Because it's not my responsibility. I'm not going to own your willful misperceptions.
Look, if you were in a thread where that phrase had never come up, and it hadn't been used negatively, and your first usage of it was meant to be positive, then I'd have some sympathy for this position.

The term had been used pejoratively in this thread, repeatedly, and it is a term used perjoratively in this ENWorld community, repeatedly. And the only reason we are debating this, is because after @Hussar said that the saw the term negatively, because it was used negatively in this forum and this thread, repeatedly, @Scott Christian started getting bitter about how he didn't mean it negatively and that it shouldn't be taken negatively, and it isn't his fault Hussar is refusing to see the other side.
It's the job of the reader to avoid applying arguments that others have made to someone new. It's sloppy and inappropriate. It doesn't matter if 10 people have used it negatively. If I come here and use it in a different manner, it's the reader's responsibility to determine if I am using it in a positive or negative manner.

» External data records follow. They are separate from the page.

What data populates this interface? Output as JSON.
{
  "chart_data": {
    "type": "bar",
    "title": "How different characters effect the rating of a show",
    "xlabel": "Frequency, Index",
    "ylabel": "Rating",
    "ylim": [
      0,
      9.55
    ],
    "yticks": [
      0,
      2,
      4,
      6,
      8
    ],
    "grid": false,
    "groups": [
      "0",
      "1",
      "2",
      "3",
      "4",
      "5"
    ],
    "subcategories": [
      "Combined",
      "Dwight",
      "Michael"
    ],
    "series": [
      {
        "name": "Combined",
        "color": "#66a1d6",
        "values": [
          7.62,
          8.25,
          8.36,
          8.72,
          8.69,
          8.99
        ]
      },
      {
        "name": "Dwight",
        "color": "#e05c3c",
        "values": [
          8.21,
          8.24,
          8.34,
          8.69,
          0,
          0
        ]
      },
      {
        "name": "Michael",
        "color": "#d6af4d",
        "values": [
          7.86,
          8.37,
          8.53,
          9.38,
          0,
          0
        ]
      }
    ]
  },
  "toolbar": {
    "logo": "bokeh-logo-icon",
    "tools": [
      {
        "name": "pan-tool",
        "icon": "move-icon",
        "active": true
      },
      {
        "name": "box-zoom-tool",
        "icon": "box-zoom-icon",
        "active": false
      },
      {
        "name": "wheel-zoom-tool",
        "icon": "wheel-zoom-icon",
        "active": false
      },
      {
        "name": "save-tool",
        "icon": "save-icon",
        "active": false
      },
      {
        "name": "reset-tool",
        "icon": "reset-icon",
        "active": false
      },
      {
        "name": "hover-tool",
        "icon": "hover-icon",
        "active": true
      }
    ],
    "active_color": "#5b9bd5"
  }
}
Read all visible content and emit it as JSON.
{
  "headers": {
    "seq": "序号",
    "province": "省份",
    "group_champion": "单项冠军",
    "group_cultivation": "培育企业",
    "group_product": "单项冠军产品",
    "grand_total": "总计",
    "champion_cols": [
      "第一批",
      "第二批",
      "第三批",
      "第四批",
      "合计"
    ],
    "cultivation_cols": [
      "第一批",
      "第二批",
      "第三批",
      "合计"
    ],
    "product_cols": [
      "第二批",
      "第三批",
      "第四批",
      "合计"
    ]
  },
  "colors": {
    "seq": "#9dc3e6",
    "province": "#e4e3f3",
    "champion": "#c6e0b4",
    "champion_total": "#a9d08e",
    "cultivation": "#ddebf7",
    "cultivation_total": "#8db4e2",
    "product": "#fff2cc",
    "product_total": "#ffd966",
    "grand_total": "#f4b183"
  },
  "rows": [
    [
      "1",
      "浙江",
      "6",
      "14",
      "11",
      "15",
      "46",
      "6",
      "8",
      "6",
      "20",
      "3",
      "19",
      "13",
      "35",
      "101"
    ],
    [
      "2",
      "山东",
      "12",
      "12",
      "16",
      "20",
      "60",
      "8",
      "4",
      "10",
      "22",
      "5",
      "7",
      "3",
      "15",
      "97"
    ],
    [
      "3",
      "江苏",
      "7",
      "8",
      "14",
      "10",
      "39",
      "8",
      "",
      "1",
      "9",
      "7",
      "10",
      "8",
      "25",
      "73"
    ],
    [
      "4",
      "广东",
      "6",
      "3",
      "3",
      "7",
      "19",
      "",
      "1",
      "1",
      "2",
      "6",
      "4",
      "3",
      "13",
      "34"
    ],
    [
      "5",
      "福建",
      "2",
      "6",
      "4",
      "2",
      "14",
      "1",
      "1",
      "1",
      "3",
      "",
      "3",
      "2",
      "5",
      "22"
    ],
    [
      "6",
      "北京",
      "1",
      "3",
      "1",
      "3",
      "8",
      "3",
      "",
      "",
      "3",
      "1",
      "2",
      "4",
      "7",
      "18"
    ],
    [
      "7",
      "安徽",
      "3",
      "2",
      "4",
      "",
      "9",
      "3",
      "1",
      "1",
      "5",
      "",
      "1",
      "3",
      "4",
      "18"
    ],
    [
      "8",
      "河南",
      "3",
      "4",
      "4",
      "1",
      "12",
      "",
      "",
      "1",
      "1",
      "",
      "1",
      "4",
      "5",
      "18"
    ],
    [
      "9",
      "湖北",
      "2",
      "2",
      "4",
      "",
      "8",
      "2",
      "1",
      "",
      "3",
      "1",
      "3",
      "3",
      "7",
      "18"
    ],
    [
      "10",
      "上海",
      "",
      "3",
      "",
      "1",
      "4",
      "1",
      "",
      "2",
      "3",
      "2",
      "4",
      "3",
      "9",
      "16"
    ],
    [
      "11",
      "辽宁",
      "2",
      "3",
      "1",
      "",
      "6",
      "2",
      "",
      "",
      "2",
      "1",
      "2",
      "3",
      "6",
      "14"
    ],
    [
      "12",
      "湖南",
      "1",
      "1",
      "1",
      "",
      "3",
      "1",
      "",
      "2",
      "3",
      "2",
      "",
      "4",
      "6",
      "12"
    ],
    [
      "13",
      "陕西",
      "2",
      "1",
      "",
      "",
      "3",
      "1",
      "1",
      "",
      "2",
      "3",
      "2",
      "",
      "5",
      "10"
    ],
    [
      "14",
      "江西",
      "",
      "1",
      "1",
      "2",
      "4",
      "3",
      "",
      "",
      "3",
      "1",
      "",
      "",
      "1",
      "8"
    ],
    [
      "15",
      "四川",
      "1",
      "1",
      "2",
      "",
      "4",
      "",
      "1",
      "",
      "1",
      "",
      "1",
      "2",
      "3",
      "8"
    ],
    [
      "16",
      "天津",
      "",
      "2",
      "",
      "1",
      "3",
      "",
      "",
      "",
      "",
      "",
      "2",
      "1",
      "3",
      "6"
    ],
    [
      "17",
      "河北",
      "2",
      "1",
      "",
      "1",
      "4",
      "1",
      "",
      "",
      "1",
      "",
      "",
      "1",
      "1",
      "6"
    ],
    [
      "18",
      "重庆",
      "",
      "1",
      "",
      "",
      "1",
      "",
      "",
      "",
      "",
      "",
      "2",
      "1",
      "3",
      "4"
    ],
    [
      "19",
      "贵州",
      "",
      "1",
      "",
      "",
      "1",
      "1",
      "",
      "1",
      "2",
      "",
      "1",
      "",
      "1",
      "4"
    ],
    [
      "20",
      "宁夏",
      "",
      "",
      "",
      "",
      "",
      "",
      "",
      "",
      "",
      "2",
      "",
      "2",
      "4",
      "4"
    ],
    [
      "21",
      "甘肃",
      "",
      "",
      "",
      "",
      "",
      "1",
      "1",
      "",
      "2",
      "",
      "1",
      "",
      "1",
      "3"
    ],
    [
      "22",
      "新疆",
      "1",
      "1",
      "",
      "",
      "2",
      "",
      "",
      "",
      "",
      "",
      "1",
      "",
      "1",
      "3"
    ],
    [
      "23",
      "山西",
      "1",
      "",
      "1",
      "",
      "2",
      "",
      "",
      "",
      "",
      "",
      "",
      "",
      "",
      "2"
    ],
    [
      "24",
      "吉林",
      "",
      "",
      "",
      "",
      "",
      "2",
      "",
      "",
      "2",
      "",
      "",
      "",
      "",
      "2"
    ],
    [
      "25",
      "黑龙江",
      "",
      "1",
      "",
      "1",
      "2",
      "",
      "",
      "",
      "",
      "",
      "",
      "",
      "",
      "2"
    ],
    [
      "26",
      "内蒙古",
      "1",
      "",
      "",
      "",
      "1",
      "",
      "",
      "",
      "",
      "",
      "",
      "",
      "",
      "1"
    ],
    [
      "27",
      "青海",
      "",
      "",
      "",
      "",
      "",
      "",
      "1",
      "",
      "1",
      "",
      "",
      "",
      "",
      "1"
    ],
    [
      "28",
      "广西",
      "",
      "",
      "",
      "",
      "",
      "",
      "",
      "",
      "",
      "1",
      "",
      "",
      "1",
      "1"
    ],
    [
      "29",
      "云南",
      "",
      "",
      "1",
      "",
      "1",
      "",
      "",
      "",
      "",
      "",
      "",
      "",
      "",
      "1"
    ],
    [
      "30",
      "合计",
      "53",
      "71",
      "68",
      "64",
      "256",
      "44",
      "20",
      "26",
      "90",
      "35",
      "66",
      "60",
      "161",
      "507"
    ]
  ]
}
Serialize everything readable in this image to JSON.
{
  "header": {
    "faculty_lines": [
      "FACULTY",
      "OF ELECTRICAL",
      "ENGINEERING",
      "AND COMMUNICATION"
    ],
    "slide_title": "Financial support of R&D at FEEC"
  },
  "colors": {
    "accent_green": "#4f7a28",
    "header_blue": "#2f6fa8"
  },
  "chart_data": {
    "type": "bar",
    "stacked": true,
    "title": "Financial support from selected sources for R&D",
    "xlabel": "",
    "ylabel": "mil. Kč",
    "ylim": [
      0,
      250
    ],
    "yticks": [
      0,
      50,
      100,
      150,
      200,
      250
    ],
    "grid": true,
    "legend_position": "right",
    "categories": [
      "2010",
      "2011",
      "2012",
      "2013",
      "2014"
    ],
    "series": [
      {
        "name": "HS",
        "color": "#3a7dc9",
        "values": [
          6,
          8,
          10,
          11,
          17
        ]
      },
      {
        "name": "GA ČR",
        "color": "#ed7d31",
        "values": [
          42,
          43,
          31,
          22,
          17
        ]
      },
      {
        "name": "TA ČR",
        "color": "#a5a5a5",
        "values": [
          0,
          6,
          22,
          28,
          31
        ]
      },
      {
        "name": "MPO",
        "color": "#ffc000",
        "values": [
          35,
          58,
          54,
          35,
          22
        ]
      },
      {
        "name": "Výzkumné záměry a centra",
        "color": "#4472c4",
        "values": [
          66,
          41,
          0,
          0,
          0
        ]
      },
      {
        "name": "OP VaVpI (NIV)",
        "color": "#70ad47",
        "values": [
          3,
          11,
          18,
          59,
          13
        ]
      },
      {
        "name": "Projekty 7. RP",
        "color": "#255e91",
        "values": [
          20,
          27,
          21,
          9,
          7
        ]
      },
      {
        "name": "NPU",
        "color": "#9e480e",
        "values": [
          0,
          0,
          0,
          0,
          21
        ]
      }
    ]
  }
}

I'm not responsible for their biases and misperceptions.
 

Replace "hunts fellow dwarves" with "followers of the evil cult in which they were raised". Add in that the cult is fairly well known for the prominent tattoos they bear and that the PC has said tattoos.
Doesn't work. The character was abandoned by their succubus mother as birth and raised by a foster family. The foster family suffered greatly because of their humane decision to attempt to raise the child to the light.

At 18, the succubus returned, flew them up to a high mountain and whispered in their ear "all these things I will give to you if you kneel and worship me".